Hier, le SNIT dressait un état des lieux factuel. Aujourd’hui, la mission Mobilité 21 hiérarchise les orientations et les priorités.

Reconnaissons que, si l’Europe n’est pas exempte de tout reproche sur le plan économique, elle doit au moins se voir attribuer le mérite d’une vraie vision stratégique en matière d’infrastructures de transport. Je ne vous surprendrai pas en évoquant les liaisons ferroviaires du grand Sud-Est, notamment celles du corridor sud européen avec le Lyon-Turin.

Le 20 novembre dernier, le Président de la République, François Hollande, et le président du Conseil italien, Enrico Letta, ont pris des engagements décisifs en faveur de la ligne ferroviaire Lyon-Turin.
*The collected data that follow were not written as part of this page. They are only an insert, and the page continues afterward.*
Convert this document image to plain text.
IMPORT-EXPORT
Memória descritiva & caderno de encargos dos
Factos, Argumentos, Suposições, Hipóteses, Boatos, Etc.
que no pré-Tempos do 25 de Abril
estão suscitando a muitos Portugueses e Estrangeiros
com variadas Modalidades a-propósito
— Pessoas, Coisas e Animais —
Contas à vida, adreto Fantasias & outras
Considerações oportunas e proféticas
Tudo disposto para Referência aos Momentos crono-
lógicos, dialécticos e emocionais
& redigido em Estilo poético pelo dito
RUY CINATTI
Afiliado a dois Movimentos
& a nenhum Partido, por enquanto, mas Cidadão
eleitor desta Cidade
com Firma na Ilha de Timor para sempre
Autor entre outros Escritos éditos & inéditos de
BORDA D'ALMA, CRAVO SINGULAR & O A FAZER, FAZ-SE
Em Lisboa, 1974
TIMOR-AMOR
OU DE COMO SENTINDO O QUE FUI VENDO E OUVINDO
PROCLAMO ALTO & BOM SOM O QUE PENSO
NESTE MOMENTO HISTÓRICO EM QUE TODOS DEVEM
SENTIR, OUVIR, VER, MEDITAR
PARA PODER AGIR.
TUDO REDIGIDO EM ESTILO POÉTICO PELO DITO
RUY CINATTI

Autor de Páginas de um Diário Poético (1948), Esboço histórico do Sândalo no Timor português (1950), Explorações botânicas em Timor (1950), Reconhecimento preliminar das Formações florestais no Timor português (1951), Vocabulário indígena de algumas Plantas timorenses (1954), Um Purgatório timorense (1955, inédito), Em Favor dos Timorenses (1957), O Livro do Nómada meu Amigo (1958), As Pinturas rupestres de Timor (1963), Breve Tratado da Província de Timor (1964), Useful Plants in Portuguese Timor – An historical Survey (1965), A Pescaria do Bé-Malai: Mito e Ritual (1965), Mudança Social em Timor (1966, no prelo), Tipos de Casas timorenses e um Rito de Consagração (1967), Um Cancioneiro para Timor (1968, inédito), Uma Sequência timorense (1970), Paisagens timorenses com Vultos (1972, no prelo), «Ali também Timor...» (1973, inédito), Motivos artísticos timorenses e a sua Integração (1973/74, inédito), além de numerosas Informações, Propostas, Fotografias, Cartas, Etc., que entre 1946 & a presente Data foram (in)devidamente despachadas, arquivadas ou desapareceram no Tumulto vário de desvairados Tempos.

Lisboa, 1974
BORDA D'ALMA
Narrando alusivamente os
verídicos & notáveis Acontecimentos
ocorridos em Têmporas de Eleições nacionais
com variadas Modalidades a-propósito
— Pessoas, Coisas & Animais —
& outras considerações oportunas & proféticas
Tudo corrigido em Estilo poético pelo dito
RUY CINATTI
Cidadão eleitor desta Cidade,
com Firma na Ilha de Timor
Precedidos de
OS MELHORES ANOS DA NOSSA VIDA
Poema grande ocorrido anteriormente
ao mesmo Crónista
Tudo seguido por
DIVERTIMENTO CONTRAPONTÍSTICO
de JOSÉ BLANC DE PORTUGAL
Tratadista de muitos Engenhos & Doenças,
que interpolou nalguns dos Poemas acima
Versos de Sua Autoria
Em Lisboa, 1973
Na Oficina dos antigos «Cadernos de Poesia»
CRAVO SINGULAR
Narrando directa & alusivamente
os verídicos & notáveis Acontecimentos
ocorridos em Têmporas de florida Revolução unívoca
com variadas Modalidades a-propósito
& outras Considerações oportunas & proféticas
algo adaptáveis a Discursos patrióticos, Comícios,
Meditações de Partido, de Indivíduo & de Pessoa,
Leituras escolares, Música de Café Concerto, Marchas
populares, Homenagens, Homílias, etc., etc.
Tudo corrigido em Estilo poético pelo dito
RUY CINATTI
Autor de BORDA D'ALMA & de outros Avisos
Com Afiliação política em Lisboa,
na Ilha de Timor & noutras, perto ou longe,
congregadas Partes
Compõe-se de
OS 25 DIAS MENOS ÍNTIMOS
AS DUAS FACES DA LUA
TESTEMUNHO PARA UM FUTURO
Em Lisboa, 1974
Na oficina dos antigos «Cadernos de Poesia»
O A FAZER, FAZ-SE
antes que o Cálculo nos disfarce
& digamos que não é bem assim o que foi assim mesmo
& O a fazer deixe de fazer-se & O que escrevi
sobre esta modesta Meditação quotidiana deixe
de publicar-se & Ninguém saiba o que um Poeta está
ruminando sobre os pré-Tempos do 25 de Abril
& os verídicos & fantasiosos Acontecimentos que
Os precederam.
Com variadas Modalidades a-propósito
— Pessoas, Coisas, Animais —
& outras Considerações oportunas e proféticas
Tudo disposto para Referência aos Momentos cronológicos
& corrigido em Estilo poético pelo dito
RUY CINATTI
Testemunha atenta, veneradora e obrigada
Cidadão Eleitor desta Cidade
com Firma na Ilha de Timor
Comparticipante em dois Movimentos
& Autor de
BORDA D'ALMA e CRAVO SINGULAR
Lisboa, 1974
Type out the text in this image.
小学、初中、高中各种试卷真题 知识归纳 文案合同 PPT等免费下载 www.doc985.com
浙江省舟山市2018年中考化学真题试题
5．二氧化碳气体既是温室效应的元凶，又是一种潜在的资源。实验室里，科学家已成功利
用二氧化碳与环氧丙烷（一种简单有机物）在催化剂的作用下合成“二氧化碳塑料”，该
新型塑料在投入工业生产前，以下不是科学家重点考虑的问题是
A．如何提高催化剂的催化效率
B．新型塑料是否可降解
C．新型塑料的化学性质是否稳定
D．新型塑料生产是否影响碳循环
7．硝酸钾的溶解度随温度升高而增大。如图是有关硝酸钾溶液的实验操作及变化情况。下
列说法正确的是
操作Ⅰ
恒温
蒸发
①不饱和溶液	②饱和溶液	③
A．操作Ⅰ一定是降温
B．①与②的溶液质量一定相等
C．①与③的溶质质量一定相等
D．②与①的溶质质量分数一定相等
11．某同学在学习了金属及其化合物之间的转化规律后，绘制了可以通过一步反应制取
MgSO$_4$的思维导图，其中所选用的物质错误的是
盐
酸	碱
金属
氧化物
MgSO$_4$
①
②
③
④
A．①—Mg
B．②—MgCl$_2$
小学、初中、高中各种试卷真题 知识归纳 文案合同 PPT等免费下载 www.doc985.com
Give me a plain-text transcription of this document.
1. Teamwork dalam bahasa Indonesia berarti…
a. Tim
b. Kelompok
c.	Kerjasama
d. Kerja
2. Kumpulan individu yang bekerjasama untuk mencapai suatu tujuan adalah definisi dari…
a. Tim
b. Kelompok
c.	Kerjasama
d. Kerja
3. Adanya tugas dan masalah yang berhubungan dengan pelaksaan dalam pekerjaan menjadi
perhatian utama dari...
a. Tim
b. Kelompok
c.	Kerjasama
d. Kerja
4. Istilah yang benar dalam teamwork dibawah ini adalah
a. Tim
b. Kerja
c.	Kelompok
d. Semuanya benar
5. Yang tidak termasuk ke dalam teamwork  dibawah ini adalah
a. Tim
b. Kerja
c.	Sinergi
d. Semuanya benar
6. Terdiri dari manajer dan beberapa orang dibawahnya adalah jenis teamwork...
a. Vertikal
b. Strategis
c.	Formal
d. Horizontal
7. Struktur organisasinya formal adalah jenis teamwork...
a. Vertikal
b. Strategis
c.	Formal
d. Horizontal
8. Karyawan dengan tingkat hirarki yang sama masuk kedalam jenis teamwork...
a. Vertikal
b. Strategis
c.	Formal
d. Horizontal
Nous ne pouvons que nous en féliciter : ce sommet bilatéral vient ainsi marquer une nouvelle étape, après l’engagement de 2001, sous la présidence de Jacques Chirac, du lancement de ce projet, retenu dès 1993 au sommet d’Essen parmi les infrastructures européennes prioritaires.

Ce sommet du 20 novembre fait suite à la ratification par le Sénat, le 18 novembre, de l’accord de Rome du 30 janvier 2012 et de l’adoption par le Parlement européen, le 19 novembre, des financements des grandes infrastructures pour la période 2014-2020, avec un budget de 26 milliards d’euros, niveau sans précédent.

Toutefois, comme tout grand projet, celui-ci se divise en plusieurs chantiers distincts sur lesquels il convient, monsieur le ministre, que vous nous apportiez des précisions, dans le prolongement du comité de pilotage qui s’est tenu récemment à la préfecture de la région Rhône-Alpes, sous l’autorité du préfet Carenco.

Le premier chantier, c’est bien évidemment le nœud lyonnais, qui est non seulement partie intégrante du projet Lyon-Turin, mais qui en constitue un élément essentiel, compte tenu des contraintes qui doivent être levées dans la traversée et le contournement de Lyon.

C’est donc une vraie satisfaction de voir les conclusions du rapport Duron retenir le projet relatif au nœud lyonnais comme l’une des priorités. Nous aimerions néanmoins entendre des engagements et des précisions en termes de calendrier, monsieur le ministre.

Le deuxième chantier concerne évidemment les « accès » entre Lyon et la combe de Savoie. Là encore, les conclusions du rapport Duron ont été particulièrement précises, considérant que ce chantier devrait être envisagé dans le prolongement du tunnel ferroviaire international. Or les accès concernent le trafic international de passagers et de marchandises, mais aussi les infrastructures de transport régional, aujourd’hui saturées. Il est donc nécessaire que ce chantier des accès puisse bénéficier dès à présent de la mise en place d’un observatoire – ça ne coûte pas cher ! – pour apprécier et évaluer l’ensemble des enjeux et priorités, et aider aux prises de décisions.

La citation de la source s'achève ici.